Very Rare Plan of Mexico City

Fascinating early map of Mexico City by Giulio Ballino in 1569, from the Venetian publisher-typographer Bolognino Zaltieri. From De' Disegni delle Piu Illustri Citta, et Fortezze del Mondo Parte I, which was comprised of one engraved map and 50 plans and views. This very rare book was composed of descriptions and illustrations of city views and fortifications in Italy, Europe and Asia. Mexico City (here called "Timistitano", i.e. Tenochtitlan) is the only plan in the atlas of a site in the western hemisphere.

While Venetians were not the discoverers or explorers of the New World, Venice was the capital of early modern print culture and transmitted knowledge about the explorations to Europe. A close look at the work of a series of Venetian armchair travelers (editors, mapmakers, and designers of costume books) reveals the profound anxieties these authors expressed about Venice's changing status in early modern Europe. Once an unassailable maritime and territorial empire, the lagoon city was increasingly eclipsed in the sixteenth century, economically and culturally, by the Ottomans and other emerging European powers. In response, Venetian writers employed the cultural strategy of using images of the New World to assert the importance of the Venetian past. Such images served to assuage their insecurities and shore up images of Venetian superiority.

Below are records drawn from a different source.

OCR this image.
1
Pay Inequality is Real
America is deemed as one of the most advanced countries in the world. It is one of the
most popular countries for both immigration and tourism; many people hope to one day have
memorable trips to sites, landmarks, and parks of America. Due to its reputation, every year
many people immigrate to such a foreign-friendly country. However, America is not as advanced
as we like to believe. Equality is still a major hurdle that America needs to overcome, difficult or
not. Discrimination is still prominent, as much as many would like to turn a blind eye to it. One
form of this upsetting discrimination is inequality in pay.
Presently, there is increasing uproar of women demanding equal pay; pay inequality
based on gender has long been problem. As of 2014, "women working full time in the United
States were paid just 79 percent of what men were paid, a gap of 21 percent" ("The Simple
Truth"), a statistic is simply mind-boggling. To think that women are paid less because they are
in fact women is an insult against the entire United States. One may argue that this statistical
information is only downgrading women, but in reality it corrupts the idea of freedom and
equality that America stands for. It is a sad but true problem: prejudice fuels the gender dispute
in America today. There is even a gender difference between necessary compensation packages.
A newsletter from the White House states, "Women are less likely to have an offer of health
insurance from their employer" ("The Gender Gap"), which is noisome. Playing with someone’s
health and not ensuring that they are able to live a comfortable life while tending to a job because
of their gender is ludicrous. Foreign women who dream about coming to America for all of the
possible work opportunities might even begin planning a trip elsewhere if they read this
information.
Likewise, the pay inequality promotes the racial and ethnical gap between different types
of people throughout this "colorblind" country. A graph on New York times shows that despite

Little is known about Giulio Ballino, Italian humanist and scholar who compiled the work and wrote the text. He was an associate of Paolo Manuzio (1512-1574), who mentions him in correspondence in the 1560s as working for him in various capacities, including corrector and editor. Ballino's literary activity was primarily as a popularizer, translating many Greek philosophical and theological works into Italian. Printer and publisher Bolognino Zaltieri used the plates of several different engravers throughout the book, such as plans by Paolo Forlani (active 1560-1577) and Domenico Zenoi (active 1560-1580).